If you just want to benchmark, and make sure you do so efficiently, you can create a large data file with a single document in JSON format per line and then use e.g. our benchmarking tool Rally to run it against the cluster. It may be even more interesting to use what you will be using in production, e.g. Filebeat and/or Logstash.

Yes, my fault, I made a mistake. I call the function in Process, that's the problem.

Now the bulk performance has been improved, and I'm going to use Rally to benchmark ElasticSearch, I think it will helpful to me.

Thanks a lot to give me advise to solve my problem. If I have other problems, maybe I will bother you again, so thanks again!

Hi Christian,
I fix my bug and retest it. Now I can see the index rate from Kibana with x-pack plugin is 3000-4000 documents per second.

The bulk rate is low to me yet. And I wanna improve it at least to 10000 documents per second.

Any advice to me?

Have you tried increasing the indexing thread count? Did you try using Rally to make sure you get similar results that way and it is not your benchmarking script that is the bottleneck?

Yes, I increased thread count from 20 to 50, but the index rate has not been improved, still 3000-4000 documents per second.

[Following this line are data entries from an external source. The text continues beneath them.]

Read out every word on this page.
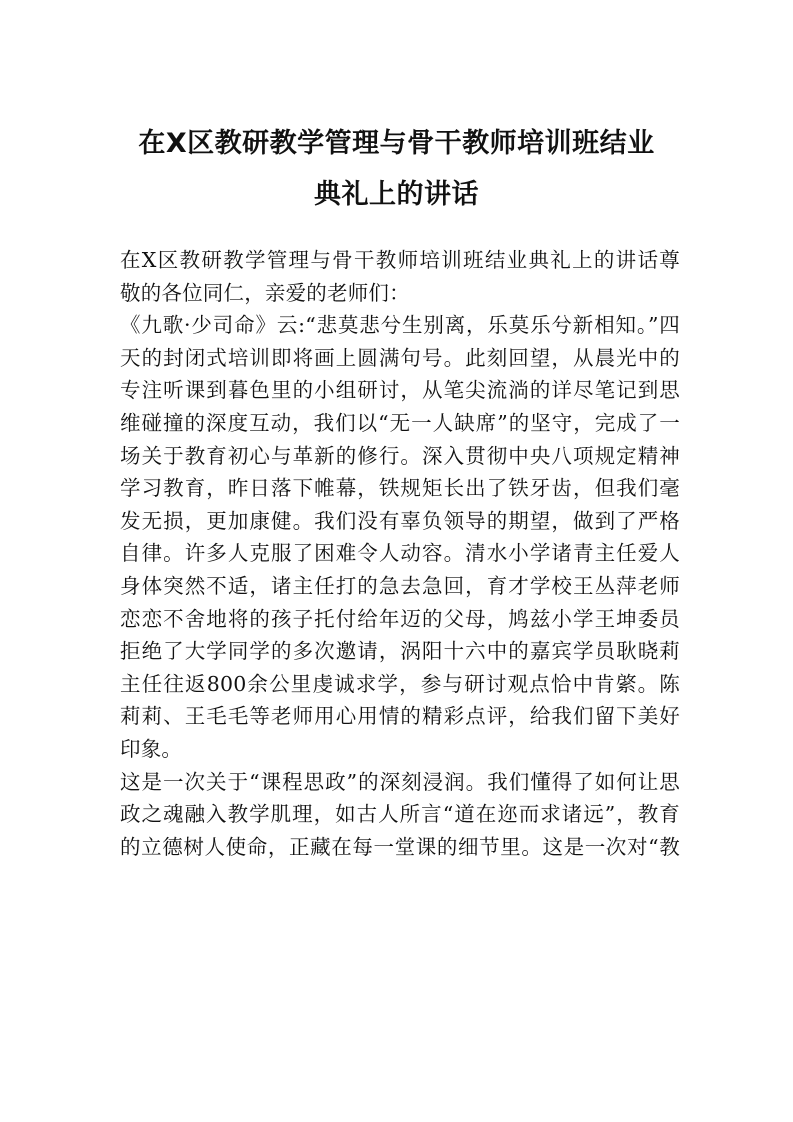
在X区教研教学管理与骨干教师培训班结业
典礼上的讲话
在X区教研教学管理与骨干教师培训班结业典礼上的讲话尊
敬的各位同仁，亲爱的老师们：
《九歌·少司命》云:“悲莫悲兮生别离，乐莫乐兮新相知。”四
天的封闭式培训即将画上圆满句号。此刻回望，从晨光中的
专注听课到暮色里的小组研讨，从笔尖流淌的详尽笔记到思
维碰撞的深度互动，我们以“无一人缺席”的坚守，完成了一
场关于教育初心与革新的修行。深入贯彻中央八项规定精神
学习教育，昨日落下帷幕，铁规矩长出了铁牙齿，但我们毫
发无损，更加康健。我们没有辜负领导的期望，做到了严格
自律。许多人克服了困难令人动容。清水小学诸青主任爱人
身体突然不适，诸主任打的急去急回，育才学校王丛萍老师
恋恋不舍地将的孩子托付给年迈的父母，鸠兹小学王坤委员
拒绝了大学同学的多次邀请，涡阳十六中的嘉宾学员耿晓莉
主任往返800余公里虔诚求学，参与研讨观点恰中肯綮。陈
莉莉、王毛毛等老师用心用情的精彩点评，给我们留下美好
印象。
这是一次关于“课程思政”的深刻浸润。我们懂得了如何让思
政之魂融入教学肌理，如古人所言“道在迩而求诸远”，教育
的立德树人使命，正藏在每一堂课的细节里。这是一次对“教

Here is a part of Rally report :
|------:|-------------------------------:|-----------------------:|------------:|-------:expressionless:
| All | Indexing time | | 43.8547 | min |
| All | Merge time | | 9.91193 | min |
| All | Refresh time | | 4.07887 | min |
| All | Flush time | | 2.47258 | min |
| All | Merge throttle time | | 2.05618 | min |
| All | Median CPU usage | | 450.5 | % |
| All | Total Young Gen GC | | 258.91 | s |
| All | Total Old Gen GC | | 14.007 | s |
| All | Index size | | 3.28999 | GB |
| All | Totally written | | 20.149 | GB |
| All | Heap used for segments | | 18.5363 | MB |
| All | Heap used for doc values | | 0.104549 | MB |
| All | Heap used for terms | | 17.32 | MB |
| All | Heap used for norms | | 0.0740967 | MB |
| All | Heap used for points | | 0.222055 | MB |
| All | Heap used for stored fields | | 0.815544 | MB |
| All | Segment count | | 97 | |
| All | Min Throughput | index-append | 26787.3 | docs/s |
| All | Median Throughput | index-append | 27315.4 | docs/s |
| All | Max Throughput | index-append | 28426 | docs/s |
| All | 50th percentile latency | index-append | 894.98 | ms |
| All | 90th percentile latency | index-append | 2498.99 | ms |
| All | 99th percentile latency | index-append | 5972.18 | ms |
| All | 99.9th percentile latency | index-append | 13505.2 | ms |
| All | 100th percentile latency | index-append | 15106.5 | ms |
| All | 50th percentile service time | index-append | 894.98 | ms |
| All | 90th percentile service time | index-append | 2498.99 | ms |
| All | 99th percentile service time | index-append | 5972.18 | ms |
| All | 99.9th percentile service time | index-append | 13505.2 | ms |
| All | 100th percentile service time | index-append | 15106.5 | ms |
| All | error rate | index-append | 0 | % |

The report seems to indicate a higher throughput. Is this benchmark not based on your data?

I don't know whether this benchmark based on my data, I just run command esrally --distribution-version=5.6.2

And I found my benchmark script occur an timeout error sometime, but I connect ElasticSearch using 127.0.0.1:9200 socket, why this error occur?

If you have created a custom track, it is not based on your data.

If you run Rally that way it will run the geonames track. This indexes documents with the following structure:

{
  "geonameid": 2986043,
  "name": "Pic de Font Blanca",
  "asciiname": "Pic de Font Blanca",
  "alternatenames": "Pic de Font Blanca,Pic du Port",
  "feature_class": "T",
  "feature_code": "PK",
  "country_code": "AD",
  "admin1_code": "00",
  "population": 0,
  "dem": "2860",
  "timezone": "Europe/Andorra",
  "location": [1.53335, 42.64991]}

This is a lot smaller than your documents and not really comparable. Smaller documents are expected to be faster to index. The track also by default only uses 8 clients for indexing. You could however potentially modify your script to index records(s) of this type and update Rally to use the same number of threads your script uses. That would allow you to compare the two and see if they are comparable.

You could also create a custom track, but that would probably require more work.